Burhanuddin menilai, sebagai seorang bergelar Phd bilang politik, Anies secara sadar menyelipkan kata pribumi dalam pidato 22 menitnya.
Ia menduga, Anies tengah mengirim pesan kepada kelompok pemilih tertentu. Hal itu, kata dia, ada kaitannya dengan pemilu presiden 2019.
Pasalnya, dalam pidatonya, Anies mengutip pribahasa lokal dari berbagai daerah seperti Minahasa, Madura, Batak. Ia menilai, Anies tidak sedang berbicara berkaitan pelantikan Gubernur DKI.
"Menurut saya, Anies sedang menyapa Indonesia," kata Burhanuddin dalam wawancara dengan Metro TV.
Jika membaca rangkaian kalimat yang diucapkan Anies, Burhanuddin menganggap, kata "pribumi" tidak hanya untuk menggambarkan sejarah masa lalu seperti yang dijelaskan Anies.

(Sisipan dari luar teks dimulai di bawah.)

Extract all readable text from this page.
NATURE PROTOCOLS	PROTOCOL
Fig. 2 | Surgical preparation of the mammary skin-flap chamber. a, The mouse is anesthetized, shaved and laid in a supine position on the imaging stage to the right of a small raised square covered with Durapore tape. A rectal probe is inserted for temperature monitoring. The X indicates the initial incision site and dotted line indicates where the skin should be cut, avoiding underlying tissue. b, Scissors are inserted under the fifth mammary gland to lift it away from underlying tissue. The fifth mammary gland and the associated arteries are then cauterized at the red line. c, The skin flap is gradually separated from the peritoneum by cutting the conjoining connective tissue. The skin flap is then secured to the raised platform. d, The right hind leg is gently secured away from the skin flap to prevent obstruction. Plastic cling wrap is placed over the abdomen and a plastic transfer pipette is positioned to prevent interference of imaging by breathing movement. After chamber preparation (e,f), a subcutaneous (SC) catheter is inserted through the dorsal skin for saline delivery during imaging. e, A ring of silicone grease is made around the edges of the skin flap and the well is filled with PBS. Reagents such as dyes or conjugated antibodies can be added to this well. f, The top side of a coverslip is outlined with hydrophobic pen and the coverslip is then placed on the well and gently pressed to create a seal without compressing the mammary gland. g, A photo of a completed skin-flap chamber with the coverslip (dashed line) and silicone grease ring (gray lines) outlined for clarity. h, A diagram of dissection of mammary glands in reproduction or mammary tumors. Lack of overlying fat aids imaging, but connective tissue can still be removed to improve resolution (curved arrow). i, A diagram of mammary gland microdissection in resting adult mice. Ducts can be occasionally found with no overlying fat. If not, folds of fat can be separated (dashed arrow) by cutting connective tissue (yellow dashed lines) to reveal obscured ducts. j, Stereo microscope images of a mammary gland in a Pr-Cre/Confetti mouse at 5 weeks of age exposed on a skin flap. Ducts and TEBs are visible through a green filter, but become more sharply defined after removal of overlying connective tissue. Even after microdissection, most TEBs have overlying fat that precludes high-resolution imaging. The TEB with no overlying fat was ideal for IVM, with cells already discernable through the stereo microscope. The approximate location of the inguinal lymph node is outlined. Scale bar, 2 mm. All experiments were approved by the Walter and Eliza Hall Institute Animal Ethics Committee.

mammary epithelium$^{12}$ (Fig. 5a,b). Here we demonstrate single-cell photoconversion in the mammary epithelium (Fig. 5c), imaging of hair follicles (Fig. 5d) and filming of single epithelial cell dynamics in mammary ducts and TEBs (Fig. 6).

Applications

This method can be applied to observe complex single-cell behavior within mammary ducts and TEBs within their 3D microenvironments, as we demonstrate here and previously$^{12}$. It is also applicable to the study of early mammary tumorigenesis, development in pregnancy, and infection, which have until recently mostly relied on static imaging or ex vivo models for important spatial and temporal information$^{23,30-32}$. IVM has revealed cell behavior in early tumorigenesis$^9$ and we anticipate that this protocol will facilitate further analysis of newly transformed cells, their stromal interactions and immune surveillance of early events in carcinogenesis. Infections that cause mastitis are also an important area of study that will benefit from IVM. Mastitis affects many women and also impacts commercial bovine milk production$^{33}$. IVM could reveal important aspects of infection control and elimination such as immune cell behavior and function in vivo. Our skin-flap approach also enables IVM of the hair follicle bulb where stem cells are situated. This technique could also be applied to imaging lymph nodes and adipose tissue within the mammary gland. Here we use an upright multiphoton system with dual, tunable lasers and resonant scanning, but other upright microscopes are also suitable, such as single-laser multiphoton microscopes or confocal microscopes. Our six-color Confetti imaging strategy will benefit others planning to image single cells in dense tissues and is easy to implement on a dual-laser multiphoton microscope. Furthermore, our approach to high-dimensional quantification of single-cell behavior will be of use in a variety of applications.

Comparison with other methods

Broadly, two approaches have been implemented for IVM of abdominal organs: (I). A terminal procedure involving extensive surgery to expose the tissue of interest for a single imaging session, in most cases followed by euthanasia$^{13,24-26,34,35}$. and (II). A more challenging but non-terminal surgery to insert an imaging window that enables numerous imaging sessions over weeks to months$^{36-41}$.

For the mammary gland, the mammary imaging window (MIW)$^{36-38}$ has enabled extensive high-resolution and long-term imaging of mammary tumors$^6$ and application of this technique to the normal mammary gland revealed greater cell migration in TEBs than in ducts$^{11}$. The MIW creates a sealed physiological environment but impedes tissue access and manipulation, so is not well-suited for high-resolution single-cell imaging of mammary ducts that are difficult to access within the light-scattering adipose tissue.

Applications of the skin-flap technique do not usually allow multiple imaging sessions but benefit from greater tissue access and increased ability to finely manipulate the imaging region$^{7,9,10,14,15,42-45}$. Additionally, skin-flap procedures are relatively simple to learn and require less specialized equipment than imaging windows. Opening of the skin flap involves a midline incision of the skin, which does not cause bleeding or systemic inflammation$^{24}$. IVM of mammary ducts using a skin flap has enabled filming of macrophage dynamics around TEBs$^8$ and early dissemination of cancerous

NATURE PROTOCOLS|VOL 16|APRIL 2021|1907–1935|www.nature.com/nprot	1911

"Setelah kata-kata 'rakyat pribumi yang dulu dikalahkan dan ditindas', setelah kata-kata itu langsung ada pernyataan 'kini saatnya setelah kita merdeka, kita menjadi tuan rumah di negeri sendiri'. Terus kemudian diikuti dengan kutipan terhadap peribahasa Madura yang kira-kira yang disampaikan adalah ibarat itik yang bertelur, ayam yang mengerami," kata dia.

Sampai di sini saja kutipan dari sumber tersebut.